Il capitano. Il centrale difensivo torna sulla sconfitta di domenica: «Dispiace perché era importante cominciare con una vittoria oltre ad una buona prestazione. Siamo mancati negli episodi. A volte basta un attimo per compromettere una partita. Dobbiamo essere più cattivi e concentrati per evitare di prendere gol. Può capitare che in una partita non si riesca a capitalizzare. Mancata reazione? Loro sono stati bravi a difendersi ma noi avremmo dovuto fare di più. Ravenna? C'è un solo modo per arrivare preparati alla prossima partita: lavorare al massimo durante la settimana. Con il mister abbiamo analizzato le cose che abbiamo fatto bene e soprattutto ciò che non ha funzionato. Ci siamo parlati, se quanto fatto non basta significa che dobbiamo fare di più. Fin da martedì siamo ripartiti carichi più che mai. Non vogliamo più rivivere il magone sopportato in pullman al ritorno da Fano. Maistrello? Gli auguro il meglio, sei stagioni insieme non si dimenticano, ma da martedì. Le mie favorite? Vicenza e dietro Pordenone, Triestina e Feralpi Salò. Ma attenzione al Bassano. Il gruppo? Sono arrivati bravi ragazzi e che si son calati nella parte. C'è tanta voglia di lavorare e anche di stare insieme. La prima in casa per noi sarà molto importante, ci auguriamo che i nostri tifosi siano tanti. Andreoni?

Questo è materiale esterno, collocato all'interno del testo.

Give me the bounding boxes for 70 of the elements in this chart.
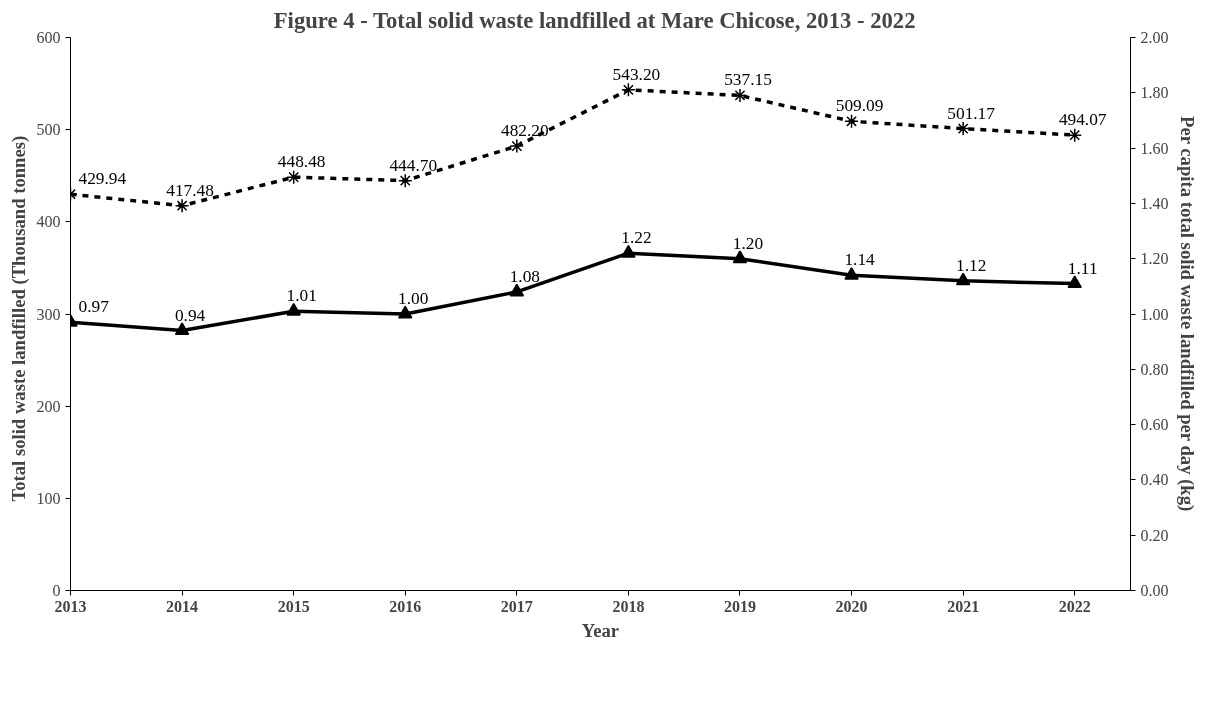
y-tick-label: 0: [52, 582, 61, 599]
y2-tick-label: 0.60: [1140, 416, 1169, 434]
y2-tick-label: 1.40: [1140, 194, 1169, 212]
data-label: 501.17: [947, 103, 996, 123]
y-tick-label: 500: [36, 121, 61, 139]
y-tick-label: 400: [36, 213, 61, 231]
point: [286, 169, 301, 185]
data-label: 417.48: [166, 180, 214, 200]
x-tick-label: 2017: [500, 597, 533, 615]
point: [509, 138, 525, 154]
point: [286, 302, 301, 316]
y-tick-label: 300: [36, 305, 61, 323]
data-label: 1.11: [1067, 258, 1098, 278]
data-label: 429.94: [78, 169, 127, 189]
point: [732, 250, 748, 264]
data-label: 1.01: [286, 286, 317, 306]
point: [397, 305, 413, 319]
data-label: 444.70: [389, 155, 438, 175]
x-tick-label: 2015: [277, 597, 310, 615]
point: [955, 121, 971, 136]
x-tick-label: 2014: [166, 597, 199, 615]
y2-tick-label: 0.40: [1140, 471, 1169, 489]
data-label: 1.22: [621, 228, 652, 248]
data-label: 1.20: [732, 233, 764, 253]
data-label: 0.97: [78, 297, 110, 317]
chart-title: Figure 4 - Total solid waste landfilled at Mare Chicose, 2013 - 2022: [273, 7, 916, 33]
y2-tick-label: 0.80: [1140, 360, 1169, 378]
x-tick-label: 2018: [612, 597, 645, 615]
x-tick-label: 2016: [389, 597, 422, 615]
point: [955, 272, 971, 286]
point: [844, 114, 859, 129]
y2-axis-title: Per capita total solid waste landfilled per day (kg): [1175, 116, 1198, 512]
x-axis-title: Year: [581, 619, 620, 641]
y-axis-title: Total solid waste landfilled (Thousand tonnes): [7, 135, 30, 502]
data-label: 509.09: [835, 96, 884, 116]
x-tick-label: 2013: [54, 597, 87, 615]
data-label: 482.20: [501, 121, 549, 141]
y2-tick-label: 1.60: [1140, 139, 1169, 157]
data-label: 448.48: [277, 152, 326, 172]
point: [1067, 127, 1082, 143]
y2-tick-label: 1.80: [1140, 84, 1169, 102]
x-tick-label: 2021: [947, 597, 980, 615]
data-label: 494.07: [1058, 110, 1107, 130]
y2-tick-label: 0.20: [1140, 526, 1169, 544]
y2-tick-label: 1.20: [1140, 250, 1169, 268]
data-label: 1.08: [509, 266, 540, 286]
point: [844, 267, 859, 280]
y2-tick-label: 2.00: [1140, 29, 1169, 46]
y2-tick-label: 1.00: [1140, 305, 1169, 323]
x-tick-label: 2019: [723, 597, 756, 615]
point: [732, 88, 748, 103]
point: [174, 322, 190, 336]
data-label: 1.00: [398, 289, 429, 308]
point: [397, 173, 413, 188]
y-tick-label: 600: [36, 29, 61, 46]
point: [1067, 275, 1082, 289]
y-tick-label: 200: [36, 397, 61, 415]
point: [174, 198, 190, 213]
point: [621, 82, 636, 98]
data-label: 543.20: [612, 64, 661, 84]
data-label: 537.15: [724, 70, 772, 90]
y2-tick-label: 0.00: [1140, 582, 1169, 599]
x-tick-label: 2020: [835, 597, 868, 615]
point: [621, 244, 636, 258]
data-label: 1.14: [844, 250, 876, 270]
x-tick-label: 2022: [1058, 597, 1091, 615]
y-tick-label: 100: [36, 489, 61, 507]
data-label: 1.12: [955, 255, 987, 275]
data-label: 0.94: [174, 305, 206, 325]
point: [509, 283, 525, 297]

Ha una carica micidiale, mi ha colpito per le grosse qualità, ha un passo incredibile ed è un ragazzo eccezionale. Si è presentato agli allenamenti non come un giocatore fermo da due anni ma come un professionista vero». In chiusura una ferma intenzione d'intenti: «Possiamo fare molto bene in questo campionato, secondo me siamo più completi rispetto alla passata stagione».